I was wondering if anyone wanted to give a shot at finding the eigenvalues of this $4\times 4$ system. I have tried without success, mainly because I end up having to solve a very nasty cubic polynomial that wolfram seems to be having trouble with as well.

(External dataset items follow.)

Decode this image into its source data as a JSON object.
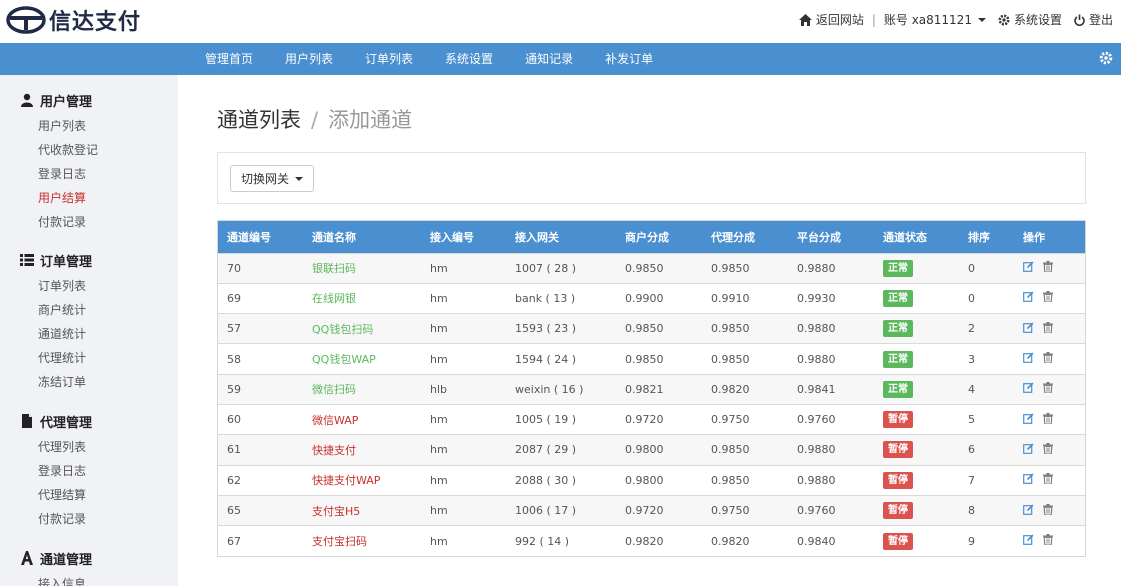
{
  "brand": {
    "name": "信达支付"
  },
  "header": {
    "home_link": "返回网站",
    "account_label": "账号 xa811121",
    "settings_label": "系统设置",
    "logout_label": "登出"
  },
  "nav": {
    "items": [
      "管理首页",
      "用户列表",
      "订单列表",
      "系统设置",
      "通知记录",
      "补发订单"
    ]
  },
  "sidebar": {
    "groups": [
      {
        "title": "用户管理",
        "icon": "user-icon",
        "items": [
          {
            "label": "用户列表"
          },
          {
            "label": "代收款登记"
          },
          {
            "label": "登录日志"
          },
          {
            "label": "用户结算",
            "active": true
          },
          {
            "label": "付款记录"
          }
        ]
      },
      {
        "title": "订单管理",
        "icon": "list-icon",
        "items": [
          {
            "label": "订单列表"
          },
          {
            "label": "商户统计"
          },
          {
            "label": "通道统计"
          },
          {
            "label": "代理统计"
          },
          {
            "label": "冻结订单"
          }
        ]
      },
      {
        "title": "代理管理",
        "icon": "file-icon",
        "items": [
          {
            "label": "代理列表"
          },
          {
            "label": "登录日志"
          },
          {
            "label": "代理结算"
          },
          {
            "label": "付款记录"
          }
        ]
      },
      {
        "title": "通道管理",
        "icon": "font-a-icon",
        "items": [
          {
            "label": "接入信息"
          }
        ]
      }
    ]
  },
  "page": {
    "title": "通道列表",
    "separator": "/",
    "subtitle": "添加通道",
    "gateway_button": "切换网关"
  },
  "table": {
    "columns": [
      "通道编号",
      "通道名称",
      "接入编号",
      "接入网关",
      "商户分成",
      "代理分成",
      "平台分成",
      "通道状态",
      "排序",
      "操作"
    ],
    "rows": [
      {
        "id": "70",
        "name": "银联扫码",
        "access_no": "hm",
        "gateway": "1007 ( 28 )",
        "merchant": "0.9850",
        "agent": "0.9850",
        "platform": "0.9880",
        "status": "正常",
        "ok": true,
        "sort": "0"
      },
      {
        "id": "69",
        "name": "在线网银",
        "access_no": "hm",
        "gateway": "bank ( 13 )",
        "merchant": "0.9900",
        "agent": "0.9910",
        "platform": "0.9930",
        "status": "正常",
        "ok": true,
        "sort": "0"
      },
      {
        "id": "57",
        "name": "QQ钱包扫码",
        "access_no": "hm",
        "gateway": "1593 ( 23 )",
        "merchant": "0.9850",
        "agent": "0.9850",
        "platform": "0.9880",
        "status": "正常",
        "ok": true,
        "sort": "2"
      },
      {
        "id": "58",
        "name": "QQ钱包WAP",
        "access_no": "hm",
        "gateway": "1594 ( 24 )",
        "merchant": "0.9850",
        "agent": "0.9850",
        "platform": "0.9880",
        "status": "正常",
        "ok": true,
        "sort": "3"
      },
      {
        "id": "59",
        "name": "微信扫码",
        "access_no": "hlb",
        "gateway": "weixin ( 16 )",
        "merchant": "0.9821",
        "agent": "0.9820",
        "platform": "0.9841",
        "status": "正常",
        "ok": true,
        "sort": "4"
      },
      {
        "id": "60",
        "name": "微信WAP",
        "access_no": "hm",
        "gateway": "1005 ( 19 )",
        "merchant": "0.9720",
        "agent": "0.9750",
        "platform": "0.9760",
        "status": "暂停",
        "ok": false,
        "sort": "5"
      },
      {
        "id": "61",
        "name": "快捷支付",
        "access_no": "hm",
        "gateway": "2087 ( 29 )",
        "merchant": "0.9800",
        "agent": "0.9850",
        "platform": "0.9880",
        "status": "暂停",
        "ok": false,
        "sort": "6"
      },
      {
        "id": "62",
        "name": "快捷支付WAP",
        "access_no": "hm",
        "gateway": "2088 ( 30 )",
        "merchant": "0.9800",
        "agent": "0.9850",
        "platform": "0.9880",
        "status": "暂停",
        "ok": false,
        "sort": "7"
      },
      {
        "id": "65",
        "name": "支付宝H5",
        "access_no": "hm",
        "gateway": "1006 ( 17 )",
        "merchant": "0.9720",
        "agent": "0.9750",
        "platform": "0.9760",
        "status": "暂停",
        "ok": false,
        "sort": "8"
      },
      {
        "id": "67",
        "name": "支付宝扫码",
        "access_no": "hm",
        "gateway": "992 ( 14 )",
        "merchant": "0.9820",
        "agent": "0.9820",
        "platform": "0.9840",
        "status": "暂停",
        "ok": false,
        "sort": "9"
      }
    ]
  },
  "colors": {
    "accent": "#4a8fd0",
    "ok": "#5cb85c",
    "bad": "#d9534f",
    "active_link": "#c9302c"
  }
}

There may be some method to solve this that I didn't try, so I wanted to post this here just in case someone could help me out, $$J(\epsilon)=\begin{bmatrix} -\mu &&0&&0 && -\beta b/\mu\\ 0&& -\sigma && 0&& \beta b/\mu\\0&& \sigma&& -(\phi+d)&& 0\\ 0 &&0&&\alpha&&-(\phi+\epsilon)\end {bmatrix}$$
Thanks!
After removing the obvious eigenvalue $-\mu$, you are indeed left to solve the cubic polynomial
$$ {\lambda}^{3}\mu+ \left( d\mu+\epsilon\,\mu+2\,\mu\,\phi+\mu\,\sigma \right) {\lambda}^{2}+ \left( d\epsilon\,\mu+d\mu\,\phi+d\mu\,\sigma+ \epsilon\,\mu\,\phi+\epsilon\,\mu\,\sigma+\mu\,{\phi}^{2}+2\,\mu\,\phi \,\sigma \right) \lambda-\alpha\,\sigma\,\beta\,b+d\epsilon\,\mu\, \sigma+d\mu\,\phi\,\sigma+\epsilon\,\mu\,\phi\,\sigma+\mu\,{\phi}^{2} \sigma =0$$ which seems to have no special algebraic features: in fact, for suitable values of the parameters I believe it can be any cubic polynomial. A "closed-form" expression in radicals expressed in terms of all these parameters will be a nightmare. In practice, for particular numerical values of the parameters you may be best off using a numerical solver, but you can also use the general formula.